Upon continuing my reading of The Unprivate Life of the Pastor’s Wife by Frances Nordland, I came across some good information in chapters 11, 12 and 13, which I felt I should pass on to you.

Chapter 11 deals with “Tensions and Fatigue” typically associated with the pastor’s wife, but that could be applied to any individual. In this chapter Nordland quotes a significant part of Dr. Marion Nelson’s book Why Christians Crack Up. Here is some of what Nordland quotes which I feel is most useful:

“Fatigue, when it develops, prevents the mind from being as efficient or as effective (as it might be) in coping with problems.”

“Remember that God the Holy Spirit, in speaking to us as Christians, works through our conscious mind. If our mind is fatigued and befuddled, the the Holy Spirit cannot get through to us as well as before. We cannot pray as we used to do because prayer is an exercise of the mind, and if the mind is tired, naturally we cannot pray as well.”

“A college student, for example,…should be careful to follow each school period of work and study and pressure with a period of less work and more rest, to help him build up resistance against fatigue. A period of abnormally heavy strain ought to be followed by a period of unusually light strain. This will enable his body and mind to recover, and thus he can avoid a breakdown.”

“…The development of fatigue is usually an indication that the Christian has been trying to do more work than God has willed for him to do in that period of time. If you cannot work sixteen hours a day without developing fatigue, then it is very unlikely that God would lead you to work sixteen hours a day. When God’s sustaining grace expires for that day and you become tired, then it is time to quit and rest instead of continuing your labor.”

“If our mind is numb with fatigue, we are not capable of being used effectively by the Holy Spirit.”

Then in chapter 12,  Nordland discusses the issue of priorities. From this chapter, I simply want to quote a poem she provided:

From morning until night

I am busy.

Surely all this motion

is getting me somewhere,

isn’t it?


What an indefinite term!

Where am I going?

Am I any closer to being there

than I was yesterday?

I don’t know…

I’ve been so busy going,

I haven’t thought about


Of course, I know

I know to know God,


as He is revealed in Jesus Christ.

Let’s check and see if I’m going


or backward,

or nowhere…

Then, finally, in chapter 13, Nordland addresses time in a very interesting way. She argues that time is a constant and we cannot blame time for what happens from day to day.

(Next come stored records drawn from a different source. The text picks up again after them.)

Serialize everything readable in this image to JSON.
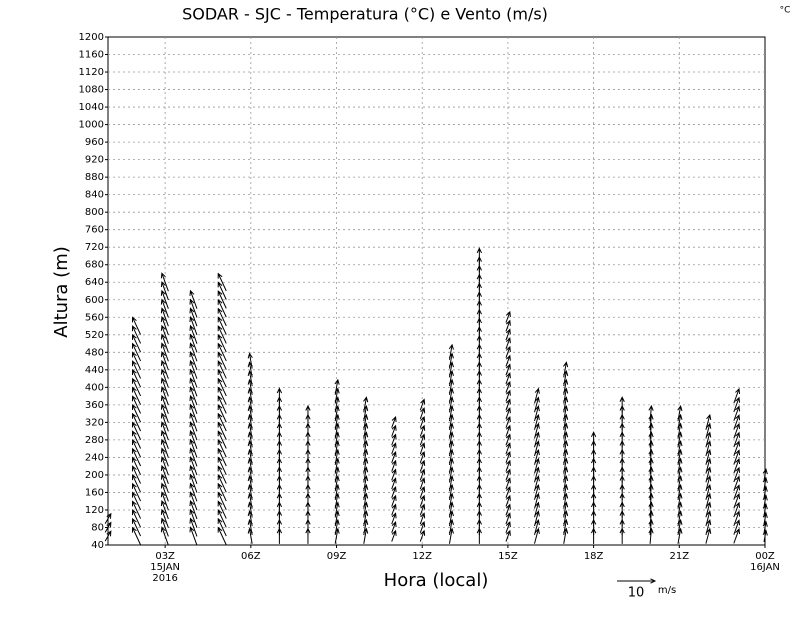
{
  "chart_data": {
    "type": "vector",
    "title": "SODAR - SJC - Temperatura (°C) e Vento (m/s)",
    "corner_label": "°C",
    "y_label": "Altura (m)",
    "x_label": "Hora (local)",
    "ylim": [
      40,
      1200
    ],
    "yticks": [
      40,
      80,
      120,
      160,
      200,
      240,
      280,
      320,
      360,
      400,
      440,
      480,
      520,
      560,
      600,
      640,
      680,
      720,
      760,
      800,
      840,
      880,
      920,
      960,
      1000,
      1040,
      1080,
      1120,
      1160,
      1200
    ],
    "xlim": [
      1,
      24
    ],
    "xticks": [
      {
        "value": 3,
        "label": "03Z"
      },
      {
        "value": 6,
        "label": "06Z"
      },
      {
        "value": 9,
        "label": "09Z"
      },
      {
        "value": 12,
        "label": "12Z"
      },
      {
        "value": 15,
        "label": "15Z"
      },
      {
        "value": 18,
        "label": "18Z"
      },
      {
        "value": 21,
        "label": "21Z"
      },
      {
        "value": 24,
        "label": "00Z"
      }
    ],
    "x_sublabels": [
      {
        "value": 3,
        "label": "15JAN"
      },
      {
        "value": 3,
        "label": "2016"
      },
      {
        "value": 24,
        "label": "16JAN"
      }
    ],
    "grid": true,
    "reference_vector": 10,
    "reference_unit": "m/s",
    "columns": [
      {
        "x": 1,
        "top": 100,
        "speed": 3,
        "direction": 30
      },
      {
        "x": 2,
        "top": 550,
        "speed": 5,
        "direction": -25
      },
      {
        "x": 3,
        "top": 640,
        "speed": 5,
        "direction": -20
      },
      {
        "x": 4,
        "top": 610,
        "speed": 5,
        "direction": -20
      },
      {
        "x": 5,
        "top": 640,
        "speed": 5,
        "direction": -25
      },
      {
        "x": 6,
        "top": 460,
        "speed": 4,
        "direction": -10
      },
      {
        "x": 7,
        "top": 380,
        "speed": 4,
        "direction": 0
      },
      {
        "x": 8,
        "top": 350,
        "speed": 4,
        "direction": 0
      },
      {
        "x": 9,
        "top": 400,
        "speed": 4,
        "direction": 10
      },
      {
        "x": 10,
        "top": 360,
        "speed": 4,
        "direction": 10
      },
      {
        "x": 11,
        "top": 320,
        "speed": 3,
        "direction": 20
      },
      {
        "x": 12,
        "top": 360,
        "speed": 3,
        "direction": 20
      },
      {
        "x": 13,
        "top": 480,
        "speed": 4,
        "direction": 10
      },
      {
        "x": 14,
        "top": 700,
        "speed": 4,
        "direction": 0
      },
      {
        "x": 15,
        "top": 560,
        "speed": 3,
        "direction": 20
      },
      {
        "x": 16,
        "top": 380,
        "speed": 4,
        "direction": 15
      },
      {
        "x": 17,
        "top": 440,
        "speed": 4,
        "direction": 10
      },
      {
        "x": 18,
        "top": 290,
        "speed": 4,
        "direction": 0
      },
      {
        "x": 19,
        "top": 360,
        "speed": 4,
        "direction": 0
      },
      {
        "x": 20,
        "top": 340,
        "speed": 4,
        "direction": 5
      },
      {
        "x": 21,
        "top": 350,
        "speed": 4,
        "direction": 10
      },
      {
        "x": 22,
        "top": 320,
        "speed": 4,
        "direction": 15
      },
      {
        "x": 23,
        "top": 380,
        "speed": 4,
        "direction": 20
      },
      {
        "x": 24,
        "top": 200,
        "speed": 3,
        "direction": 10
      }
    ]
  }
}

She quotes Henry Austin Dobson who said: “Time goes, you say? Ah, no! Alas, Time stays, we go.” Before you keep reading, stop, read that quote again, and think about it, and really, I mean REALLY think about it. “Time stays, we go.” Time is constant. There will always be 24 hours in a day, and 60 minutes in an hour. Each second is always the same length, and 60 of them always add up to a minute. One day does not go faster than the other. Nordland quotes from a book, Managing Your Time:

“In the lives of busy executives there is no question asked more often than “Where has the time gone?” Does it seem strange that the question most often asked, rhetorically to be sure, should so misstate the case? Does time depart the scene as the question suggests? Or has it simply passed at the rate it always has while we accomplished far less than we should? Or, perhaps, are we really asking, “How could I have planned so poorly and have left so much to be done in so little time?”

Nordland finishes by arguing that we are to be stewards of our time just as we are stewards of our money.

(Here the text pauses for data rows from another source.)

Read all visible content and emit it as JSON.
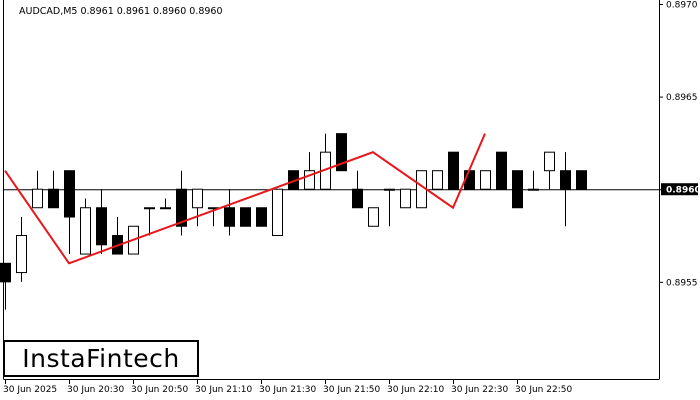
{
  "chart_data": {
    "type": "candlestick",
    "symbol_info": "AUDCAD,M5  0.8961 0.8961 0.8960 0.8960",
    "y_ticks": [
      "0.8970",
      "0.8965",
      "0.8960",
      "0.8955"
    ],
    "current_price": "0.8960",
    "x_ticks": [
      "30 Jun 2025",
      "30 Jun 20:30",
      "30 Jun 20:50",
      "30 Jun 21:10",
      "30 Jun 21:30",
      "30 Jun 21:50",
      "30 Jun 22:10",
      "30 Jun 22:30",
      "30 Jun 22:50"
    ],
    "ylim": [
      0.89497,
      0.897
    ],
    "candles": [
      {
        "o": 0.8956,
        "h": 0.8956,
        "l": 0.89535,
        "c": 0.8955
      },
      {
        "o": 0.89555,
        "h": 0.89585,
        "l": 0.8955,
        "c": 0.89575
      },
      {
        "o": 0.8959,
        "h": 0.8961,
        "l": 0.8959,
        "c": 0.896
      },
      {
        "o": 0.896,
        "h": 0.8961,
        "l": 0.8959,
        "c": 0.8959
      },
      {
        "o": 0.8961,
        "h": 0.8961,
        "l": 0.89565,
        "c": 0.89585
      },
      {
        "o": 0.89565,
        "h": 0.89595,
        "l": 0.89565,
        "c": 0.8959
      },
      {
        "o": 0.8959,
        "h": 0.896,
        "l": 0.89565,
        "c": 0.8957
      },
      {
        "o": 0.89575,
        "h": 0.89585,
        "l": 0.89565,
        "c": 0.89565
      },
      {
        "o": 0.89565,
        "h": 0.8958,
        "l": 0.89565,
        "c": 0.8958
      },
      {
        "o": 0.8959,
        "h": 0.8959,
        "l": 0.89575,
        "c": 0.8959
      },
      {
        "o": 0.8959,
        "h": 0.89595,
        "l": 0.8959,
        "c": 0.8959
      },
      {
        "o": 0.896,
        "h": 0.8961,
        "l": 0.89575,
        "c": 0.8958
      },
      {
        "o": 0.8959,
        "h": 0.896,
        "l": 0.8958,
        "c": 0.896
      },
      {
        "o": 0.8959,
        "h": 0.8959,
        "l": 0.8958,
        "c": 0.8959
      },
      {
        "o": 0.8959,
        "h": 0.896,
        "l": 0.89575,
        "c": 0.8958
      },
      {
        "o": 0.8959,
        "h": 0.8959,
        "l": 0.8958,
        "c": 0.8958
      },
      {
        "o": 0.8959,
        "h": 0.8959,
        "l": 0.8958,
        "c": 0.8958
      },
      {
        "o": 0.89575,
        "h": 0.896,
        "l": 0.89575,
        "c": 0.896
      },
      {
        "o": 0.8961,
        "h": 0.8961,
        "l": 0.896,
        "c": 0.896
      },
      {
        "o": 0.896,
        "h": 0.8962,
        "l": 0.896,
        "c": 0.8961
      },
      {
        "o": 0.896,
        "h": 0.8963,
        "l": 0.896,
        "c": 0.8962
      },
      {
        "o": 0.8963,
        "h": 0.8963,
        "l": 0.8961,
        "c": 0.8961
      },
      {
        "o": 0.896,
        "h": 0.8961,
        "l": 0.8959,
        "c": 0.8959
      },
      {
        "o": 0.8958,
        "h": 0.8959,
        "l": 0.8958,
        "c": 0.8959
      },
      {
        "o": 0.896,
        "h": 0.896,
        "l": 0.8958,
        "c": 0.896
      },
      {
        "o": 0.8959,
        "h": 0.896,
        "l": 0.8959,
        "c": 0.896
      },
      {
        "o": 0.8959,
        "h": 0.8961,
        "l": 0.8959,
        "c": 0.8961
      },
      {
        "o": 0.896,
        "h": 0.8961,
        "l": 0.896,
        "c": 0.8961
      },
      {
        "o": 0.8962,
        "h": 0.8962,
        "l": 0.896,
        "c": 0.896
      },
      {
        "o": 0.8961,
        "h": 0.8961,
        "l": 0.896,
        "c": 0.896
      },
      {
        "o": 0.896,
        "h": 0.8961,
        "l": 0.896,
        "c": 0.8961
      },
      {
        "o": 0.8962,
        "h": 0.8962,
        "l": 0.896,
        "c": 0.896
      },
      {
        "o": 0.8961,
        "h": 0.8961,
        "l": 0.8959,
        "c": 0.8959
      },
      {
        "o": 0.896,
        "h": 0.8961,
        "l": 0.896,
        "c": 0.896
      },
      {
        "o": 0.8961,
        "h": 0.8962,
        "l": 0.896,
        "c": 0.8962
      },
      {
        "o": 0.8961,
        "h": 0.8962,
        "l": 0.8958,
        "c": 0.896
      },
      {
        "o": 0.8961,
        "h": 0.8961,
        "l": 0.896,
        "c": 0.896
      }
    ],
    "pattern_line": [
      {
        "bar": 0,
        "price": 0.8961
      },
      {
        "bar": 4,
        "price": 0.8956
      },
      {
        "bar": 23,
        "price": 0.8962
      },
      {
        "bar": 28,
        "price": 0.8959
      },
      {
        "bar": 30,
        "price": 0.8963
      }
    ],
    "colors": {
      "pattern": "#e8171c",
      "bull_fill": "#ffffff",
      "bear_fill": "#000000",
      "axis": "#000000"
    }
  },
  "logo": {
    "text": "InstaFintech"
  }
}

So, as this new year begins, and our eyes widen with all that is before us, do not let this year “fly by” without having done what you are called to do, what you have set out to do. God has blessed us with this time. We are not guaranteed tomorrow, only this moment. So be sure to spend it wisely. Do not overwork yourself, God will provide the grace you need for each day. Remember who and what is most important during this next year. And truly, make every moment of every day you are given count. You never know when all will be spent and you are left asking “how did I plan so poorly and have left so much to be done in my already spent life.”